The psychology professors, however, who were right about why we feel sanguine about our companies, also have the explanation for why we feel very unsanguine about our liquid portfolios. As noted last week, we are comfortable when we feel that we are in control of our fates. And we feel like we are in control under these circumstances:
- We appear to be using skill. Families who built and ran and then sold successful companies were skillful in managing those businesses, but unfortunately they are likely to have very little skill managing liquid capital.
- We have manageable choices. We had manageable choices when we were running our businesses, but those days are long gone once we sell out and are looking at the almost incomprehensibly complex investment world. Just for starters, there are roughly 15,000 hedge funds and nearly 10,000 mutual funds.
- We are in competition. Technically, of course, we are in competition with every other investor in the world, but in reality we are acting almost completely in isolation.

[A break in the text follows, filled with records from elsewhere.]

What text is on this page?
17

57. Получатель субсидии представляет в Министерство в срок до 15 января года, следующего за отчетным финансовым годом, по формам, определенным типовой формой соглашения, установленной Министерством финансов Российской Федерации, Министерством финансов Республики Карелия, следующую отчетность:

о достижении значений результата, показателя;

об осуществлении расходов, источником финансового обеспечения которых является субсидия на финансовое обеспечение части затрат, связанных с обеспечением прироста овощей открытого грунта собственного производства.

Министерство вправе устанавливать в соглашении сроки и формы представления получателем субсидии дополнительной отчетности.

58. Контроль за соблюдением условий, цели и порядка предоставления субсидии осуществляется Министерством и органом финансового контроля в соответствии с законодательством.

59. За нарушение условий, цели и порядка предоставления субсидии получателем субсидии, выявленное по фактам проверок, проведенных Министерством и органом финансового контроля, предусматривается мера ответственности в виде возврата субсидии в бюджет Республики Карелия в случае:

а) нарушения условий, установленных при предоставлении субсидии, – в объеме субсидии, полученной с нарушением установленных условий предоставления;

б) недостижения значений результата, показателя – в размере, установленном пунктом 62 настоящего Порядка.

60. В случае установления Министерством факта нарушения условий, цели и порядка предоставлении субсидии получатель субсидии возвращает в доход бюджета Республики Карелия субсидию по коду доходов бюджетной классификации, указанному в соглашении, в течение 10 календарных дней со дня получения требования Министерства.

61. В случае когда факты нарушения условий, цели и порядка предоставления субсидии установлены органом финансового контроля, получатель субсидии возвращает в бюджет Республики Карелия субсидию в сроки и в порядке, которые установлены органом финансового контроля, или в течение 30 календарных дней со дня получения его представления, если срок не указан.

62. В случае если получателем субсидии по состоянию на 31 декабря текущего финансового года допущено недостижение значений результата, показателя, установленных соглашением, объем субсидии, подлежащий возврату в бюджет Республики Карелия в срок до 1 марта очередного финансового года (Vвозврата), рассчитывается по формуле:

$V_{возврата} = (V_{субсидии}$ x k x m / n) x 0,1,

- We are involved in the decision making. Well, sort of. We can make the broad strategic decisions for our portfolios, although we know full well we really don’t understand what is, or should be, driving those decisions. But most of the decisions are being made for us by advisors, consultants, money managers, hedge fund managers, mutual fund managers, private equity managers, and so on.
The solution to this problem, as I divulged last week, is to make managing money more like managing a business. Instead of focusing on our lack of skill, the vast choices we face, our ignorance about what other investors are doing and how far we are from where the rubber meets the road, we want to create the sense that we have control over the fate of our capital.
One way to do this is to (a) control those things we can actually control, and (b) hedge everything else.
Believe it or not, there are a lot of things we can control:
- We can become an educated player, gradually learning as much as we can about the business of managing capital.
- We can assemble a “council of elders.” We can call it an investment committee, an advisory committee, or whatever, but it’s essentially a group of people whose judgment we respect and who will be in the room with us when we make investment decisions.
- We can educate our children in the art of stewardship.
- We can keep our spending under control.
- We can work only with advisors we truly trust.
- We can spend at least as much time on our family’s intellectual and emotional capital.
- We can carefully manage our investment costs.
- We can emphasize opportunistic investment ideas.
- We can get comfortable with illiquidity.
- We can think long term, doing our best to understand the main drivers of global events and markets, rather than focusing on quarterly investment results.
- We can join affinity groups and learn from other families.
And we can hedge everything else:
- We can keep five years worth of spending in a safe bond portfolio.
- We can diversify very broadly—we’re not trying to get rich, we’re trying to stay rich.
- We can prepare an action plan detailing how we (hope we) will behave in a market crisis.
Finally, we can relax and be as comfortable as we were when we were managing our family businesses—it really will work out well in the end. I’ve been advising families now for more than 40 years and have known and worked with five generations of affluent families. Those who followed these precepts are still wealthy. Those who didn’t, aren’t.